Another possible mechanism of alterations of serum liver enzymes that had been considered was the inadvertent clipping of the right branch of the hepatic artery or any other aberrant arterial branch supplying blood to the liver. When Calot's triangle has dense or cicatricial adhesion, the related arterial branch could be easily injured. This, however, should be followed by a massive increase in liver enzymes and usually has clinical implications[43-45]. Nevertheless, the LCR hardly gave rise to any chance to injure the right branch of the hepatic artery, yet the LCR patients showed marked elevation of ALT and AST postoperatively. Therefore, arterial branch injury could be ruled out in almost LC patients.

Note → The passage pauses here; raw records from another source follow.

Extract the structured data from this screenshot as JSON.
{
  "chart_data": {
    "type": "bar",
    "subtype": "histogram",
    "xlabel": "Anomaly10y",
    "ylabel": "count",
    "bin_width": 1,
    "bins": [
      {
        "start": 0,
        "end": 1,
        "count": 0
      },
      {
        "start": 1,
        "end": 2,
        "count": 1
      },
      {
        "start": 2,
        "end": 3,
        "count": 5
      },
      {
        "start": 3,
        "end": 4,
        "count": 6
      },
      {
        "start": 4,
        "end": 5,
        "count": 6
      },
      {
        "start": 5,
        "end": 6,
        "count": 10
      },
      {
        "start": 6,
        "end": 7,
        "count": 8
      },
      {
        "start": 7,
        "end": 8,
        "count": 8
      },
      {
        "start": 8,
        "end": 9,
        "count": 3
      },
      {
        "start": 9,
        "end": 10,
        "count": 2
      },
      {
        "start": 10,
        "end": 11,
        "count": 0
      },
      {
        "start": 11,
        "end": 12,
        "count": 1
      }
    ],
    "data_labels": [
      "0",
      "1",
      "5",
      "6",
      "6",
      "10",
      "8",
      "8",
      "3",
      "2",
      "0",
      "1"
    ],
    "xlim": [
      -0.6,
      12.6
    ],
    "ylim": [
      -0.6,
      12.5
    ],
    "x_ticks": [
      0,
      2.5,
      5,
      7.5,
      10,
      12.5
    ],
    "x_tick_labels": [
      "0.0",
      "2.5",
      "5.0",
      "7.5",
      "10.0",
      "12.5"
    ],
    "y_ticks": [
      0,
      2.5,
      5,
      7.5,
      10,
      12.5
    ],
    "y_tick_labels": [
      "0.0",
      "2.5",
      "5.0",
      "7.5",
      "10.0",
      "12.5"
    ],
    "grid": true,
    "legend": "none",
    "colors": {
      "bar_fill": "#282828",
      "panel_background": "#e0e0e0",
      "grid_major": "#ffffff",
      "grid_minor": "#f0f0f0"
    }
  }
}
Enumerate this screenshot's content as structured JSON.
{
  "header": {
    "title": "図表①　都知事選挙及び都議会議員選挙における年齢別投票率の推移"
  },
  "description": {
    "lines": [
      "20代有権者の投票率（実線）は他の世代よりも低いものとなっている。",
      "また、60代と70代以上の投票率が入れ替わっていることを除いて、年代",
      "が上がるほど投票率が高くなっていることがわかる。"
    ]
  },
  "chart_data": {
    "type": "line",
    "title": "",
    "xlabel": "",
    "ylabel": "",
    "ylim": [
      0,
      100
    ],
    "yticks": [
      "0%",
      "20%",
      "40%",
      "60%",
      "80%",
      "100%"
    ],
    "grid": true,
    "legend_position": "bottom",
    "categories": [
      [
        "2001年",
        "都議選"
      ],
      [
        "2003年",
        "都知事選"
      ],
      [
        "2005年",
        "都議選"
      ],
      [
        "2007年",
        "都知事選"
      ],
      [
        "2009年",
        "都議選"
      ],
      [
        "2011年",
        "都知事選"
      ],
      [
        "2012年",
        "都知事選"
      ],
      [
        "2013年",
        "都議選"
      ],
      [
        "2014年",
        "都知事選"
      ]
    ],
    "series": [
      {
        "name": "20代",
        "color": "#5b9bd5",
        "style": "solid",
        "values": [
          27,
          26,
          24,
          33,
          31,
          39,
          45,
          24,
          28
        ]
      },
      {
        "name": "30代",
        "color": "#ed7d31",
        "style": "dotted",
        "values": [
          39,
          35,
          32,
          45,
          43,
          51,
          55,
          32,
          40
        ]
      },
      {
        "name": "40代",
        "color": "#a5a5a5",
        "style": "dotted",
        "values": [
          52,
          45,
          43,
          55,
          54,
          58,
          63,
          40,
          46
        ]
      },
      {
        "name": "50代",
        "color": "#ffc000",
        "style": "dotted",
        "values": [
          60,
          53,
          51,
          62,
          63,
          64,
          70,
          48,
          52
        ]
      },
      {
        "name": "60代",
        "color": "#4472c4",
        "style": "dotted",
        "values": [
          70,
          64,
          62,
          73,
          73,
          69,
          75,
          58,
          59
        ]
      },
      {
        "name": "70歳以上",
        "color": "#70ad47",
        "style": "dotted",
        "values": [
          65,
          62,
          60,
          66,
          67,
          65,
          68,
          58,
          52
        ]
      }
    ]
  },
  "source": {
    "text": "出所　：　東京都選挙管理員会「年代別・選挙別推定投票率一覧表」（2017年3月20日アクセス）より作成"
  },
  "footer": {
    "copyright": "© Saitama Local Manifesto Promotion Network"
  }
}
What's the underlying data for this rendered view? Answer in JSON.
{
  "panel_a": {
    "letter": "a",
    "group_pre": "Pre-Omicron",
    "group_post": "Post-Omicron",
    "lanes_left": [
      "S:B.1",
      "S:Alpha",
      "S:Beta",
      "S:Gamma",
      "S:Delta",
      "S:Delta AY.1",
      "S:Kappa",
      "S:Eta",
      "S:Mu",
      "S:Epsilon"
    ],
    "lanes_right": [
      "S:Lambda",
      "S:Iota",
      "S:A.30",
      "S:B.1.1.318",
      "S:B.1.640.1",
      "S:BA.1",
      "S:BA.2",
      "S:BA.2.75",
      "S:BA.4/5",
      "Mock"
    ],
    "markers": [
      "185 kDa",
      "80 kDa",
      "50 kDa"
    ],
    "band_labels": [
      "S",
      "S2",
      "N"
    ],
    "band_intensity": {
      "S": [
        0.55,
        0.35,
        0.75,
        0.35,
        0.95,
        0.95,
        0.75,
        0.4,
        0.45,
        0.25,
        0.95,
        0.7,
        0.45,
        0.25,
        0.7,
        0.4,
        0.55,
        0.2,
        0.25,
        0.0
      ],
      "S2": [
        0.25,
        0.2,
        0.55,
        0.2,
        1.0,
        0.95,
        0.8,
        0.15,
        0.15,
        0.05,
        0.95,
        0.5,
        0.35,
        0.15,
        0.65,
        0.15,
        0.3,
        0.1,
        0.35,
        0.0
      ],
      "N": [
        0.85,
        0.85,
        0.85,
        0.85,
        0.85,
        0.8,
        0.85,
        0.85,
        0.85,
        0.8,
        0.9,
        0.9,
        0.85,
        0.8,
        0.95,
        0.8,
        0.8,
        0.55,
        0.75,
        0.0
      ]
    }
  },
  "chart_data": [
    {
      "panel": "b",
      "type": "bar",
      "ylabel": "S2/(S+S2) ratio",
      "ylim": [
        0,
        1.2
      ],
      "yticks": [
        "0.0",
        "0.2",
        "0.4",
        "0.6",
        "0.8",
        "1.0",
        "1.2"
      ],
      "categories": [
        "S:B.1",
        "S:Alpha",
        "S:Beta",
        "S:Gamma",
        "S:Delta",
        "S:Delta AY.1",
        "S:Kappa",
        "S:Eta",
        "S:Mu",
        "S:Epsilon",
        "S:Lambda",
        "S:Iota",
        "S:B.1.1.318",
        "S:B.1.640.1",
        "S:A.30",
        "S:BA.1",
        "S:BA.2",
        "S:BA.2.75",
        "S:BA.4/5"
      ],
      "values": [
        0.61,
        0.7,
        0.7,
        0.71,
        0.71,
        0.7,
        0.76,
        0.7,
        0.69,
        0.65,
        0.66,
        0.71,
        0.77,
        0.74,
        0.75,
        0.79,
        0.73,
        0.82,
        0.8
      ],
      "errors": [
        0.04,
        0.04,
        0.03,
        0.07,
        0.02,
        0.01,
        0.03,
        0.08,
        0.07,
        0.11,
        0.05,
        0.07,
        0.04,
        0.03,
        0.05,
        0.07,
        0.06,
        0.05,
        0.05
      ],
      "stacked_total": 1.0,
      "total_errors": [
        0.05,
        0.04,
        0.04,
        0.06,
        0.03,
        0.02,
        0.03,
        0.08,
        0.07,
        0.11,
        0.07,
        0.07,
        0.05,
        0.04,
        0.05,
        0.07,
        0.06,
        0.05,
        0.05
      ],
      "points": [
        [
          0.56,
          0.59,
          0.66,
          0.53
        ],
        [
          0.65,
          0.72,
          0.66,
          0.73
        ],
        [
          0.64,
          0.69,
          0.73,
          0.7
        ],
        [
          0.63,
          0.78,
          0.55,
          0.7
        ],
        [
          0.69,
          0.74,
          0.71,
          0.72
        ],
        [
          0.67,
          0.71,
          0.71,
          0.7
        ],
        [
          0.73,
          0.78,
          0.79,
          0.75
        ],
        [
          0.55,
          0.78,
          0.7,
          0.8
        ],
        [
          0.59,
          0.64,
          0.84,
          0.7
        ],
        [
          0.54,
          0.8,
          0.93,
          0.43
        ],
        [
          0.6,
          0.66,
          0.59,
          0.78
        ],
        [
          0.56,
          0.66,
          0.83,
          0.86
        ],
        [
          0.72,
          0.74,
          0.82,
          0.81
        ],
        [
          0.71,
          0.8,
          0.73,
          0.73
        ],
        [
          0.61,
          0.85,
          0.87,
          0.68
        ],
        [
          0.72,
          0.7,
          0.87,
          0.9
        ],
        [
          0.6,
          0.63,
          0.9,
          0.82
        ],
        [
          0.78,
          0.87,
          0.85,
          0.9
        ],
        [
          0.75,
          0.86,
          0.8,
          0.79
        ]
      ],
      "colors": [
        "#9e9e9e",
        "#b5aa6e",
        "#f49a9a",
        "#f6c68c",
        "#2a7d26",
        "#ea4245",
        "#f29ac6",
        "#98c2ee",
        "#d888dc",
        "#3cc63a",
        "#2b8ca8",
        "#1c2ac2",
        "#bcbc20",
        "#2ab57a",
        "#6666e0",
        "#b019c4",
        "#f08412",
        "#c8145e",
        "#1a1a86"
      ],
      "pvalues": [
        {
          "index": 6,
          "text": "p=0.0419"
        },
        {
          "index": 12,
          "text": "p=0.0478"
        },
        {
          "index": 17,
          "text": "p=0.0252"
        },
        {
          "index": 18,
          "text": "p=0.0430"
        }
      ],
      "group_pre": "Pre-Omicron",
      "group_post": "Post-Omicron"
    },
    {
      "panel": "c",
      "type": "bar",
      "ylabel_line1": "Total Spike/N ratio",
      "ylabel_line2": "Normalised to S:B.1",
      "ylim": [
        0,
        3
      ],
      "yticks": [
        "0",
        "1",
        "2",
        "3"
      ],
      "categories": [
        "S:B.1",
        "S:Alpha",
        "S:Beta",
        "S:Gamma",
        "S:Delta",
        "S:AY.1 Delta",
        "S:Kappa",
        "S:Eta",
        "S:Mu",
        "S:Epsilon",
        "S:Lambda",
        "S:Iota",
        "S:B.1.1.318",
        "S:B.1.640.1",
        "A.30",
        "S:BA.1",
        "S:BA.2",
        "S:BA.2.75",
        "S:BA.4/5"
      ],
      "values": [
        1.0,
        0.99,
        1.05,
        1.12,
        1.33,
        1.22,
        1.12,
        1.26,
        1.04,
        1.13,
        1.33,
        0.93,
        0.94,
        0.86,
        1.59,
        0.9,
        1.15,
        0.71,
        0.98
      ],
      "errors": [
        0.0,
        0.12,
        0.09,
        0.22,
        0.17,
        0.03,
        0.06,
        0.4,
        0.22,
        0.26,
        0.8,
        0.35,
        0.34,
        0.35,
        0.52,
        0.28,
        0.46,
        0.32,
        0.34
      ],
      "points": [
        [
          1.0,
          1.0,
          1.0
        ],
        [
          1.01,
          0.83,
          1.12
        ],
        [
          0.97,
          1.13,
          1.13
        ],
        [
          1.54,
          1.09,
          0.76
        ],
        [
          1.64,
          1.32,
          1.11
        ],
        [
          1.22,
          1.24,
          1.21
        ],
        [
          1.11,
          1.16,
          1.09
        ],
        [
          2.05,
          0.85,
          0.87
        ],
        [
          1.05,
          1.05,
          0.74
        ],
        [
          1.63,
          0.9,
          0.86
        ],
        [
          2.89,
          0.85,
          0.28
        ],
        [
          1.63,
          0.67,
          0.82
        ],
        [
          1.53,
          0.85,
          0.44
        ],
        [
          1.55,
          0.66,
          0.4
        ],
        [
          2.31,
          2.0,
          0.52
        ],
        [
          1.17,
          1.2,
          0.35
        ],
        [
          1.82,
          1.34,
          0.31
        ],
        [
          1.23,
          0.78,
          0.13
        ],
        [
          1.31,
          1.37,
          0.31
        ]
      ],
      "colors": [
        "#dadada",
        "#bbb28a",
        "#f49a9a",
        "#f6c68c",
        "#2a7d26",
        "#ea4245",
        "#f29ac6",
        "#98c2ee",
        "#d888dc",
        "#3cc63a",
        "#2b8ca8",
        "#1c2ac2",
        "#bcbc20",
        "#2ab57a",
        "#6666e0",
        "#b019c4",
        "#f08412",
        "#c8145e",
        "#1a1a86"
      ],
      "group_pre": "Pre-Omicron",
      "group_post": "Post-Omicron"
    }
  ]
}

In summary, our present studies demonstrated that transient elevation of hepatic transaminases could occur after laparoscopic procedures. These changes might be attributed to hepatocellular dysfunction secondary to one or combination of CO2 pneumoperitoneum, diathermy, extruding liver, branch of the hepatic artery injured and general anesthesia. Based on our findings, the CO2 pneumoperitoneum might be one of the main reasons for the change of serum liver enzymes. However, the transient elevation of hepatic transaminases showed no apparent clinical implication in most patients who received laparoscopic surgery according to follow-up observations and feedback from these patients. Nevertheless, these results indicate that, if the patient's preoperative liver function was very poor, laparoscopic surgery might not be the optimal choice for treating certain abdominal diseases[46].